Alphabet Inc, owner of Google, plans to bring the internet to remote areas by balloon – and Kenya is on the list.
In fact, strictly speaking, it is Loon, a unit of Alphabet Inc, which uses high-altitude balloons to provide mobile internet to remote areas, that plans to provide the floating balloon-enabled internet services to Kenya.
However, to do this Loon needs overflight rights in Uganda because the balloons providing the service may find themselves above the Ugandan stratosphere as they fulfil their mission. Loon has now signed a key agreement with Uganda that grants it those rights. No date has yet been given for the launch of the balloons serving Kenya, although we are told it could be soon.

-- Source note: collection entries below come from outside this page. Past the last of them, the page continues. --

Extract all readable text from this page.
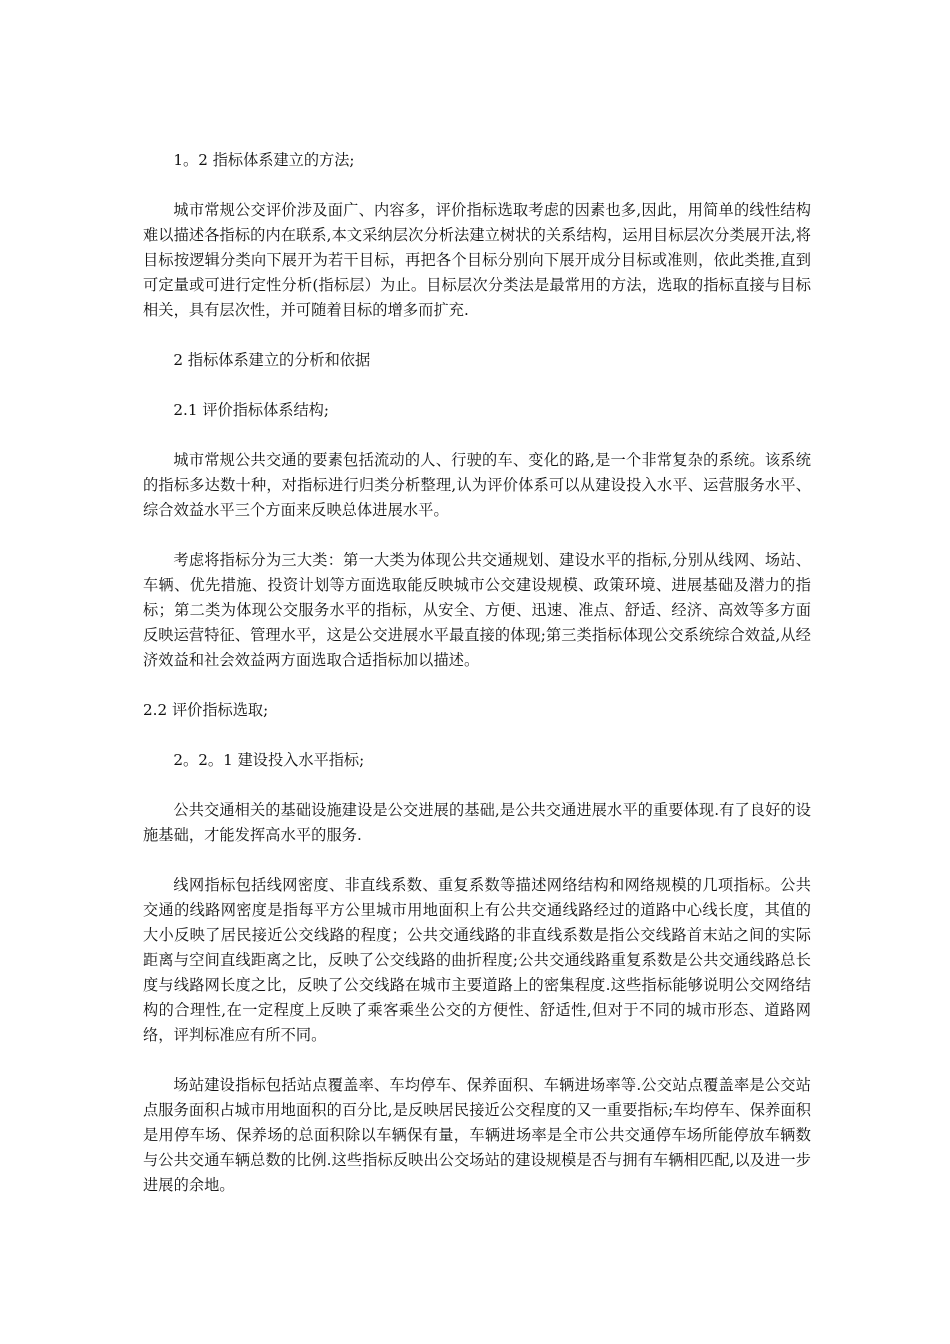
1。2 指标体系建立的方法;

城市常规公交评价涉及面广、内容多，评价指标选取考虑的因素也多,因此，用简单的线性结构难以描述各指标的内在联系,本文采纳层次分析法建立树状的关系结构，运用目标层次分类展开法,将目标按逻辑分类向下展开为若干目标，再把各个目标分别向下展开成分目标或准则，依此类推,直到可定量或可进行定性分析(指标层）为止。目标层次分类法是最常用的方法，选取的指标直接与目标相关，具有层次性，并可随着目标的增多而扩充.

2 指标体系建立的分析和依据

2.1 评价指标体系结构;

城市常规公共交通的要素包括流动的人、行驶的车、变化的路,是一个非常复杂的系统。该系统的指标多达数十种，对指标进行归类分析整理,认为评价体系可以从建设投入水平、运营服务水平、综合效益水平三个方面来反映总体进展水平。

考虑将指标分为三大类：第一大类为体现公共交通规划、建设水平的指标,分别从线网、场站、车辆、优先措施、投资计划等方面选取能反映城市公交建设规模、政策环境、进展基础及潜力的指标；第二类为体现公交服务水平的指标，从安全、方便、迅速、准点、舒适、经济、高效等多方面反映运营特征、管理水平，这是公交进展水平最直接的体现;第三类指标体现公交系统综合效益,从经济效益和社会效益两方面选取合适指标加以描述。

2.2 评价指标选取;

2。2。1 建设投入水平指标;

公共交通相关的基础设施建设是公交进展的基础,是公共交通进展水平的重要体现.有了良好的设施基础，才能发挥高水平的服务.

线网指标包括线网密度、非直线系数、重复系数等描述网络结构和网络规模的几项指标。公共交通的线路网密度是指每平方公里城市用地面积上有公共交通线路经过的道路中心线长度，其值的大小反映了居民接近公交线路的程度；公共交通线路的非直线系数是指公交线路首末站之间的实际距离与空间直线距离之比，反映了公交线路的曲折程度;公共交通线路重复系数是公共交通线路总长度与线路网长度之比，反映了公交线路在城市主要道路上的密集程度.这些指标能够说明公交网络结构的合理性,在一定程度上反映了乘客乘坐公交的方便性、舒适性,但对于不同的城市形态、道路网络，评判标准应有所不同。

场站建设指标包括站点覆盖率、车均停车、保养面积、车辆进场率等.公交站点覆盖率是公交站点服务面积占城市用地面积的百分比,是反映居民接近公交程度的又一重要指标;车均停车、保养面积是用停车场、保养场的总面积除以车辆保有量，车辆进场率是全市公共交通停车场所能停放车辆数与公共交通车辆总数的比例.这些指标反映出公交场站的建设规模是否与拥有车辆相匹配,以及进一步进展的余地。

Such permissions are key to the firm’s ambition of providing internet access to rural and remote populations that receive poor connectivity from traditional telecoms in Kenya. Billions of people around the world are still without internet access. Loon is a network of balloons traveling on the edge of space, delivering connectivity to people in unserved and underserved communities around the world.
The balloons function as aerial mobile towers. They have been trialled extensively in Uganda and nearby countries, having first been deployed in 2017 to provide emergency coverage in the wake of natural disasters, including floods in Peru and a hurricane in Puerto Rico.
This experience may have struck a chord with Telefonica in Peru, as the operator group last month signed a remote connectivity agreement with Loon for the market. Coverage will launch early next year.
Made from sheets of polyethylene, each tennis court-sized balloon is designed to float 20 kilometres above sea level. The Loon balloons will be launched from the US and monitored from Mountain View, California. The balloons are powered by an on-board solar panel and provide fourth generation (4G) coverage to underserved areas.